With all the darker books I’ve been reading lately, I needed something that was a bit different in tone, and Senlin Ascends was just that. It’s a bit of an oddity, it’s a steampunk story that’s quirky yet chaotic, with a good bit of humor mixed in, which really sets it a part from just about everything else I have read so far. I can see why this was one of the first major success stories of the SPFBO, since this was originally a self-published book, that was later picked up by Orbit. It really shows what these competitions can do for indie authors.

Josiah does a great job of his character development of Senlin who, when we first meet is a timid school teacher, he then has to go through a multitude of trials to find his beloved wife Marya, through these trials he starts to shed that timidness to be more bold and lion-hearted. Even though this is a single POV story, I thought that the side characters were given just as much of that same treatment in developing their character as Senlin was. Iren reminds me of Sigrud, a character that I loved from Robert Jackson Bennett’s, Divine Cities trilogy. I also loved that the narrator, John Banks, sounded a lot like the great Ewan McGregor, and so the entire time all I could think about was Ewan as Senlin as I read and listened to this, and I believe that made me love it even more.
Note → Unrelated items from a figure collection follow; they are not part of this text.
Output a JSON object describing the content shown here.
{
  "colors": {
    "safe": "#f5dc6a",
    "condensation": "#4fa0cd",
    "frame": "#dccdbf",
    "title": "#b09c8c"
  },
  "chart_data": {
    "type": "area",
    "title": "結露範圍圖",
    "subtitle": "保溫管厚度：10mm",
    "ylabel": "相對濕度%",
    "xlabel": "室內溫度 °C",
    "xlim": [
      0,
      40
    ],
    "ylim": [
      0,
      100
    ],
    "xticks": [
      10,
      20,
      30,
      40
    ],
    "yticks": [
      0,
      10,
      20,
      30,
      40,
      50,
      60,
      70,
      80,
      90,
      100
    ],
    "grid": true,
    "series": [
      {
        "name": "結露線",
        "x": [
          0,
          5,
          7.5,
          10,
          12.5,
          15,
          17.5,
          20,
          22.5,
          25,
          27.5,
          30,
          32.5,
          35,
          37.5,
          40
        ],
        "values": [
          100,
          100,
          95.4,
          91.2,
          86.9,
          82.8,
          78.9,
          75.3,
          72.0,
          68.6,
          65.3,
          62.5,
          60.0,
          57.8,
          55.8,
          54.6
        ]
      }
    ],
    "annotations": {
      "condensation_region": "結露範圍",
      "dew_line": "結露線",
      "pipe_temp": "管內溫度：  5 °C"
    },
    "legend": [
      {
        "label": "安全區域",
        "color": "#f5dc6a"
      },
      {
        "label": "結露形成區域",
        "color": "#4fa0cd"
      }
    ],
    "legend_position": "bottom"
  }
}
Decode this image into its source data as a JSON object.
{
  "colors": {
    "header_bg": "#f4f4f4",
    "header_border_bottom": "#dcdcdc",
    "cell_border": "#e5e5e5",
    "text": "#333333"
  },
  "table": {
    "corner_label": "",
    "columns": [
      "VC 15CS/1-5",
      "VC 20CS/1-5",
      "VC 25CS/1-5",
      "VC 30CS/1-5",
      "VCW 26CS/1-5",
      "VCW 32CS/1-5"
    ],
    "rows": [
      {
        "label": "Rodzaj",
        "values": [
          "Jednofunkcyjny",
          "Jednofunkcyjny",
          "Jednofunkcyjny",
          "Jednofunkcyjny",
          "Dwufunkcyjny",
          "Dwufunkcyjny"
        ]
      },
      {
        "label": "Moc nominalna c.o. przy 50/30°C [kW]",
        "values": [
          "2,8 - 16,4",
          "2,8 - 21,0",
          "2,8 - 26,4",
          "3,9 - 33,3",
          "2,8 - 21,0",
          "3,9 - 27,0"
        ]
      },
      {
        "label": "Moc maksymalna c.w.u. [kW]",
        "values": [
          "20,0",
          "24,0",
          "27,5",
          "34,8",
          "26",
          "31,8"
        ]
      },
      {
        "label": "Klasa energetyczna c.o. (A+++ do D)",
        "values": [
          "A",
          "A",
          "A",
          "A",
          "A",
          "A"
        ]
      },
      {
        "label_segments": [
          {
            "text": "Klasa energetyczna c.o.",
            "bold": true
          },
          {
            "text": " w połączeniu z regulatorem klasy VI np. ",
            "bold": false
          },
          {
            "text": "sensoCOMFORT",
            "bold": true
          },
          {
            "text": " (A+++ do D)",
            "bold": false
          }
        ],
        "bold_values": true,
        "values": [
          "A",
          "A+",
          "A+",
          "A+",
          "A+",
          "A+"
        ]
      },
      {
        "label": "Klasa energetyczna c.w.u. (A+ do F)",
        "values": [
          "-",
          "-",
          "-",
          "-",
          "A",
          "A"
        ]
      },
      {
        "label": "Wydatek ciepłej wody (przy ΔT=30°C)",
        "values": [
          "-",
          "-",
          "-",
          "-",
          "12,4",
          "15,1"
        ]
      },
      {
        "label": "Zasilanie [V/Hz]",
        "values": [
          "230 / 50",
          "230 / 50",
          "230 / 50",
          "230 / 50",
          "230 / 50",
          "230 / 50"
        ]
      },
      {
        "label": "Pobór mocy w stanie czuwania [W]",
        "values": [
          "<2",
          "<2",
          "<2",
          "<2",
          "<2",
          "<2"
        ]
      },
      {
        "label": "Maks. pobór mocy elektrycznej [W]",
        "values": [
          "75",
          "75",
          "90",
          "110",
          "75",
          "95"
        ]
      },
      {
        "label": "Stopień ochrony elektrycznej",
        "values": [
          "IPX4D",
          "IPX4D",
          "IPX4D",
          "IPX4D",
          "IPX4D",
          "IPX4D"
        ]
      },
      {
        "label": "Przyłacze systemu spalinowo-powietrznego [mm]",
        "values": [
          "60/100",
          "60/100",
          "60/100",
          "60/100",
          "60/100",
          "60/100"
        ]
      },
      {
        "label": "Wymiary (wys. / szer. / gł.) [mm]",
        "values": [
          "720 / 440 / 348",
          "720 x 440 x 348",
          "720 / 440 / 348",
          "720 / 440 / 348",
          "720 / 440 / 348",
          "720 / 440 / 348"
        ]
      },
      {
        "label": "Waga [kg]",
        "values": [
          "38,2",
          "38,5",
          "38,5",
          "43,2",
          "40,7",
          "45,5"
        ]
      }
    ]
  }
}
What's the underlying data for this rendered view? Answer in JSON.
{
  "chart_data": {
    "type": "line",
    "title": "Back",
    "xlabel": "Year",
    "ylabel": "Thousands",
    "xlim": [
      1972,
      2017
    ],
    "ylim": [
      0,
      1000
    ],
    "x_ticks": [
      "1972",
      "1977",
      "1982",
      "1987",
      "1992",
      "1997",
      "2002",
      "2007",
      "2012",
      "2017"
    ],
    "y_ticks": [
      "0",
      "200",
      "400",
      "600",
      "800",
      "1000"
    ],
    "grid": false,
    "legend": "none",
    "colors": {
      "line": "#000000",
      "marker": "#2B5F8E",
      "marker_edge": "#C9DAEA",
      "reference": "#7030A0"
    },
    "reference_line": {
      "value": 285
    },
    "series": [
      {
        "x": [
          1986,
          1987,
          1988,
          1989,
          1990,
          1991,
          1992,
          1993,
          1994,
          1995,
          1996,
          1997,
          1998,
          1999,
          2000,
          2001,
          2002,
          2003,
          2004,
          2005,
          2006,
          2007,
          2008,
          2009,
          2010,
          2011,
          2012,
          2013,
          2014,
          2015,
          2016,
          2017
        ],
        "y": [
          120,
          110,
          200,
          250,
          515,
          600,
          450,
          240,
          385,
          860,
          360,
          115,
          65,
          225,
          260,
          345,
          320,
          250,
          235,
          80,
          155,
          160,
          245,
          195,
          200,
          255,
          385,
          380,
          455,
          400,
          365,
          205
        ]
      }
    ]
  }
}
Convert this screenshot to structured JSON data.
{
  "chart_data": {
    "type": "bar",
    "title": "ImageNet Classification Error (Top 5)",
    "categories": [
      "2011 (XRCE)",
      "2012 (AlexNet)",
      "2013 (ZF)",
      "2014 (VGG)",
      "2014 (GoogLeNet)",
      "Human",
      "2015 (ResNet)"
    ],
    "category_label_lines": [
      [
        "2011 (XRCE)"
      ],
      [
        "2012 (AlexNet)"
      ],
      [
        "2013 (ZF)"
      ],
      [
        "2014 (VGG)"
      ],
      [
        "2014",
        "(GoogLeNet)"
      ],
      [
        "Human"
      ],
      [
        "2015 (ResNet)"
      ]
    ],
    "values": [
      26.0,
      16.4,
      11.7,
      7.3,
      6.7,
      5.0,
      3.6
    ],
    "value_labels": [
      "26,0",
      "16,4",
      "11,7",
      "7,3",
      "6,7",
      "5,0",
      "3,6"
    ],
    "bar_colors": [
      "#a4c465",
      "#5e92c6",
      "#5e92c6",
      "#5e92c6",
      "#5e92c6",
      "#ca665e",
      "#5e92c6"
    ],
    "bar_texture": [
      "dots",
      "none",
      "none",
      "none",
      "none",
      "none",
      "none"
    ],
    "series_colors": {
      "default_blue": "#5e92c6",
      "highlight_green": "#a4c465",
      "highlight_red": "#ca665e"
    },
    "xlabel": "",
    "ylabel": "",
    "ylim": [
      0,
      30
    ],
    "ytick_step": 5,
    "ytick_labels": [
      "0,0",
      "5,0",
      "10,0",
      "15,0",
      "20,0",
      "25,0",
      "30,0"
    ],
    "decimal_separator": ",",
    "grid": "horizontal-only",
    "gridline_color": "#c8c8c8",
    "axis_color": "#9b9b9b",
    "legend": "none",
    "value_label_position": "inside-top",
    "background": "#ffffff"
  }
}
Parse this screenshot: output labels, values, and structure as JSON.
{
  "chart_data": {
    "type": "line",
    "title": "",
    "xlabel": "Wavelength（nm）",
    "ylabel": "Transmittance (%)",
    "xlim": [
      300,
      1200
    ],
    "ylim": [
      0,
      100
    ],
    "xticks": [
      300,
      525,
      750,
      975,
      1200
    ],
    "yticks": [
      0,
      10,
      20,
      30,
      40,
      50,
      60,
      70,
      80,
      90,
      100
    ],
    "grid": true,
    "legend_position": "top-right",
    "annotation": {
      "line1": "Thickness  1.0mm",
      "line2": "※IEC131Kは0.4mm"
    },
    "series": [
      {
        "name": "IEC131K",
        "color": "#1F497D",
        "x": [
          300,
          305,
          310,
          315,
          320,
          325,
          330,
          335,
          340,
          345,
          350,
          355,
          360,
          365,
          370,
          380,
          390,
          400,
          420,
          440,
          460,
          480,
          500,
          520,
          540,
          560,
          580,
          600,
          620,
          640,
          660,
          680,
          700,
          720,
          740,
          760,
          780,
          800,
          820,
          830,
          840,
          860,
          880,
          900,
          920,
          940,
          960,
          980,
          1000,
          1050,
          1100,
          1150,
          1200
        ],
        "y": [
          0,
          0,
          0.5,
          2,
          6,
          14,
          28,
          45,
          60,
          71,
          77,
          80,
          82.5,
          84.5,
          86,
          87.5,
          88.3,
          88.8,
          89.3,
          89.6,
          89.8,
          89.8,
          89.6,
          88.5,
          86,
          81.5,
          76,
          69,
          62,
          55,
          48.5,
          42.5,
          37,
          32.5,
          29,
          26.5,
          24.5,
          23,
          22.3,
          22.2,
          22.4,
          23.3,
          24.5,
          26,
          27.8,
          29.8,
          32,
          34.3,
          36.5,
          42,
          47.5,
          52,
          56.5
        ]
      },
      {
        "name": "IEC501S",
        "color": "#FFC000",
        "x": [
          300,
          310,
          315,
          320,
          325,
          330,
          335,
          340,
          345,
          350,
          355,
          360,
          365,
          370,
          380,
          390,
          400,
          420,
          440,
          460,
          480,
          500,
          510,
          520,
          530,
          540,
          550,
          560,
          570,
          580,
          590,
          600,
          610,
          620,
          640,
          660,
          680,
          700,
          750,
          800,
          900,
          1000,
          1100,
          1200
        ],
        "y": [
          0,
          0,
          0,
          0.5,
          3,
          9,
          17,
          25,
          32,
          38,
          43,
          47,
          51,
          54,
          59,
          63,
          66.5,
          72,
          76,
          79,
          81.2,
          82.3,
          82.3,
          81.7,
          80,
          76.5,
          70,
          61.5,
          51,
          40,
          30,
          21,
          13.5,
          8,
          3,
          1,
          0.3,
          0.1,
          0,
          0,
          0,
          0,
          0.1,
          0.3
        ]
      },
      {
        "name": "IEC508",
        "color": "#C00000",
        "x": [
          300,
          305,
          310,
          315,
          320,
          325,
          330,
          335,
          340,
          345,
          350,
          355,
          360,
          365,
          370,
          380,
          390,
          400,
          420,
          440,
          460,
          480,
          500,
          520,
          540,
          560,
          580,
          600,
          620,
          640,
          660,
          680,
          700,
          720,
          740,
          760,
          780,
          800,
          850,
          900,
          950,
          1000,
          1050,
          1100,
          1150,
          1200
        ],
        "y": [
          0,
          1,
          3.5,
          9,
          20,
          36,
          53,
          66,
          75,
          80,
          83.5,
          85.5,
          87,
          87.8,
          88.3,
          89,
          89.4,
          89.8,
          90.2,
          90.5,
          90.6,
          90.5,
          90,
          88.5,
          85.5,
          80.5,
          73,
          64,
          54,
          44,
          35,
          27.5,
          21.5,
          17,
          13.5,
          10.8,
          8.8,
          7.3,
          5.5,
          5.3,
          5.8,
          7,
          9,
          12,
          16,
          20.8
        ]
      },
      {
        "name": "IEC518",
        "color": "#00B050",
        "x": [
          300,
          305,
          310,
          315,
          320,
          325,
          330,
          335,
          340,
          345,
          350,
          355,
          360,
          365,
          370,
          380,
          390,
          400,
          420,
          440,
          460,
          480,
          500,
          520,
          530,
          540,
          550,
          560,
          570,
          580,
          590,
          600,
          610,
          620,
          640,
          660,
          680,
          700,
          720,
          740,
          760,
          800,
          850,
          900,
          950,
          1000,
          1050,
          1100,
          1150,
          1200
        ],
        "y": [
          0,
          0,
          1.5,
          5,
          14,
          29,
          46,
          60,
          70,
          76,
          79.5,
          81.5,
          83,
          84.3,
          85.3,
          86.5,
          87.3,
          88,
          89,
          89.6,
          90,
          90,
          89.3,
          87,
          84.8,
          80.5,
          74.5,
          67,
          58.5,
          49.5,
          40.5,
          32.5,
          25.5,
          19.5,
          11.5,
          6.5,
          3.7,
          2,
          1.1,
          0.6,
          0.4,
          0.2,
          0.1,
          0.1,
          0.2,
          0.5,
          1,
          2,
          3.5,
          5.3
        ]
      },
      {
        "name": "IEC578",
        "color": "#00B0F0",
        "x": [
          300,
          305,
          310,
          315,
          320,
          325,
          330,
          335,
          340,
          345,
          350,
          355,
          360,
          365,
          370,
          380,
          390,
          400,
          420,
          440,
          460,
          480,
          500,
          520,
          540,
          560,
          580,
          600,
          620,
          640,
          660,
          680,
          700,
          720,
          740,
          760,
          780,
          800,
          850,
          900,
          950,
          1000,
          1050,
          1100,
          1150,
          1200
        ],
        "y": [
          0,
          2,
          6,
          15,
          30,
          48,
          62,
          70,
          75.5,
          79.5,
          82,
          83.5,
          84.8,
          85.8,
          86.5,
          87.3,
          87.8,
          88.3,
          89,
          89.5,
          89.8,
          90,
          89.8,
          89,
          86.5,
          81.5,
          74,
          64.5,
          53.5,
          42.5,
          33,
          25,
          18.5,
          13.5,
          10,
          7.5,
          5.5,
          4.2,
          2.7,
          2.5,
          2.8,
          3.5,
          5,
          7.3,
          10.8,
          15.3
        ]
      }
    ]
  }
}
“Powerful men fail just as much, if not more often, than the failures. The exceptional thing is that they admit it; they take and hold up their failures. They claim their disappointments; they move on!”

This story reminds me a bit of The Lies of Locke Lamora with a dash of A Series of Unfortunate Events. I thought the world-building was done very well, The Tower of Babel is just so elegantly bizarre, each ringdom given a breath of life in its own peculiarity. The ringdoms are filled with different types of societal people and each with its own set of rules, break the rules and you could become a hod. As the story keeps unfolding, new layers to the ringdoms unfold as well. I feel like I would be one of the poor souls who gets lost in this place and is never able to make it out to go home.

It’s fun, it’s imaginative and it’ll leave you wanting more. I definitely got exactly what I was looking for when I decided to read this, and I would definitely suggest this to anyone that hasn’t read it yet. This will definitely make its way into my final top 15 list at the end of the year.